Canadian Dollar Update, October 20, 2022 – Canadian dollar ignores inflation report
USD/CAD Open: 1.3739-43, Overnight Range: 1.3706-1.3805, Previous Close: 1.3764
WTI Oil open at $83.80 and gold open at $1,641.75. US markets are higher today.
For today, USD resistance is at 1.3783. Support is at 1.3637.
- Traders ignore Canadian inflation data
- US Treasury yields rise in Asia and retreat in Europe
- US dollar opens softer compared to NY close
The Canadian dollar is riding a rollercoaster due to ever-shifting global risk sentiment. Domestic data continues to be ignored.
USDCAD rallied from the close of 1.3764 to 1.3805 in Asia trading which coincided with the US 10-year Treasury yield touching 4.18%. Treasury yields retreated to 4.11% in NY trading and USDCAD dropped to 1.3705.
Wednesday, Statistics Canada reported that inflation rose 6.9% in September which was below August’s 7.0% result but above the consensus forecast of 6.8%.
The inflation results will not make Bank of Canada officials very happy mainly because underlying inflation pressures are resilient. That suggests another 75-basis point rate hike is assured at next week’s monetary policy meeting.
The Canadian dollar correlation with WTI oil prices is frayed. WTI is locked in a $80.00/barrel-$90.00/b range and intraday price swings have little impact on the Loonie.

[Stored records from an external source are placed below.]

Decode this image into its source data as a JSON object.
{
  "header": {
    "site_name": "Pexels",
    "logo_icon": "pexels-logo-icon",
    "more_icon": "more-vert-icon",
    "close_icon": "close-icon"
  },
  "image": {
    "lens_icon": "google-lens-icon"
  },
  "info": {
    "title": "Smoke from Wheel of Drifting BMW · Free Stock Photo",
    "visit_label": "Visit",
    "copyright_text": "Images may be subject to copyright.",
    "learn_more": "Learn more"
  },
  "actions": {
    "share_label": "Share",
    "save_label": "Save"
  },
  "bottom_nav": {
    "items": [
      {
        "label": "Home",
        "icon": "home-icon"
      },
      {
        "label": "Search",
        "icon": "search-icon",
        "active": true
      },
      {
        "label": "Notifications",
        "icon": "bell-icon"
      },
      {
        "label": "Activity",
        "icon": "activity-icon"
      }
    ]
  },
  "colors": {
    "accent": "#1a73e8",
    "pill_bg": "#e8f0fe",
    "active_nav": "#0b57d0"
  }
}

Asia equity markets followed Wall street’s lead and closed in the red. European bourses are clawing back earlier losses with the UK FTSE 100 close to flat while the German Dax is down 0.67%. S&P 500 futures recouped its overnight losses and are trading flat to modestly lower in NY.
EURUSD traded narrowly in a 0.9756-0.9797 band. Traders ignored German Producer Prices data, even though the results were a tad better than expected.
GBPUSD bounced inside a 1.1173-1.1240 range as political uncertainty weighs on prices. Dovish comments from Bank of England deputy governor Ben Broadbent didn’t help. He said the market may be too optimistic with where it is pricing UK interest rates.
USDJPY traded in a 149.64-150.08 range. Expected intervention from the Bank of Japan on the move above 150, failed to materialize.
AUDUSD dropped then soared in a 0.6230 to 0.6318 range with the top seen in NY. The Australian unemployment report and the National Australia Bank’s Business Confidence Survey only had a fleeting impact on prices.
US weekly jobless claims (forecast 230,000) and Philadelphia Fed Manufacturing survey (forecast -5) are on tap.